Gewerbeverein gegen falsches Sparen bei Medikamenten

Wien (OTS) - Wer ein Kostenreduktionsprogramm einleitet - und das ist im Bereich der Krankenversicherung überfällig - der sollte sich auf die ineffizientesten Posten zuerst konzentrieren.

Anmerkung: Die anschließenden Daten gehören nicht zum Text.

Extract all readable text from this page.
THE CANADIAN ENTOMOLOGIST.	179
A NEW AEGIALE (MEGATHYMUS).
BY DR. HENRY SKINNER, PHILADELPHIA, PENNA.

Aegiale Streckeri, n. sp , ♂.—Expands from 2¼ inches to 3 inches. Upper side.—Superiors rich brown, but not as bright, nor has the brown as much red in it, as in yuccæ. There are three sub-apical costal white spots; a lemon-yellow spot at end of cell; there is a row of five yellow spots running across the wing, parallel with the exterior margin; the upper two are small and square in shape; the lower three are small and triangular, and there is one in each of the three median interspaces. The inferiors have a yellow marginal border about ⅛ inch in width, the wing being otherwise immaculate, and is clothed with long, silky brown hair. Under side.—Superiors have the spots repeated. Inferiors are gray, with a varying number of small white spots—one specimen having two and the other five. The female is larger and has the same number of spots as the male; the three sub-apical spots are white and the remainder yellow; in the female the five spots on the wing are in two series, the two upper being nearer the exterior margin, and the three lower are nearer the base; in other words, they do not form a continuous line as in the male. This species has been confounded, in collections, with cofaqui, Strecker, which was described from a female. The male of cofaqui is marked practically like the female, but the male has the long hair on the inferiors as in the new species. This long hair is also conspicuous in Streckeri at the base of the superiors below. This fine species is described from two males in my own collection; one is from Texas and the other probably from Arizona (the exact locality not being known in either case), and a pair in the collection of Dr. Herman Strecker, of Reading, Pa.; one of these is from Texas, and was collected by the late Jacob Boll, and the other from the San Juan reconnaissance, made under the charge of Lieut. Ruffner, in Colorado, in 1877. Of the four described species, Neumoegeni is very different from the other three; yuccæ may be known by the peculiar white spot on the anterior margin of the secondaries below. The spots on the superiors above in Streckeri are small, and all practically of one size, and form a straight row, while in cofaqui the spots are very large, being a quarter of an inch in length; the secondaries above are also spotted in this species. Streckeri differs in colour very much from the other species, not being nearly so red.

Ein oft ideologisch motivierter Schnellschuss gegen die Medikamente herstellenden Pharmamultis geht ins Leere. Zahlreiche Studien weisen nach, dass die erfolgreiche Verlängerung der Lebenserwartung in unseren Breiten auch auf die Verbesserung von Hygiene und Ernährung aber insbesondere auf die Erkenntnisse der Pharmazie zurückzuführen ist. In der Krankenversicherung entfallen auf jeden Versicherten etwa 2000.- pro Jahr auf Medikamente. Im Vergleich dazu kostet ein Spitalspflegetag von denen im Schnitt jeder Österreicher im Jahr zwei konsumiert ca. 50.000.-. Nicht dabei gerechnet die, die Wirtschaft treffenden Ausfallskosten in ebenfalls zusätzlicher beträchtlicher Höhe.

Bei den Medikamenten entfallen 20 Prozent auf Gefäßtherapie, 9 Prozent auf Antirheumatika, acht Prozent auf Herztherapeutika, 7 Prozent auf Magen- und Darmtherapeutika - alles zusammen Indikationen, die mit Sicherheit - nicht medikamentös behandelt -fast generell zu Kranken-ständen, bzw. zu verlängerten Krankenständen, in den meisten Fällen aber zu zusätzlichen Spitalsaufenthalten führen würden.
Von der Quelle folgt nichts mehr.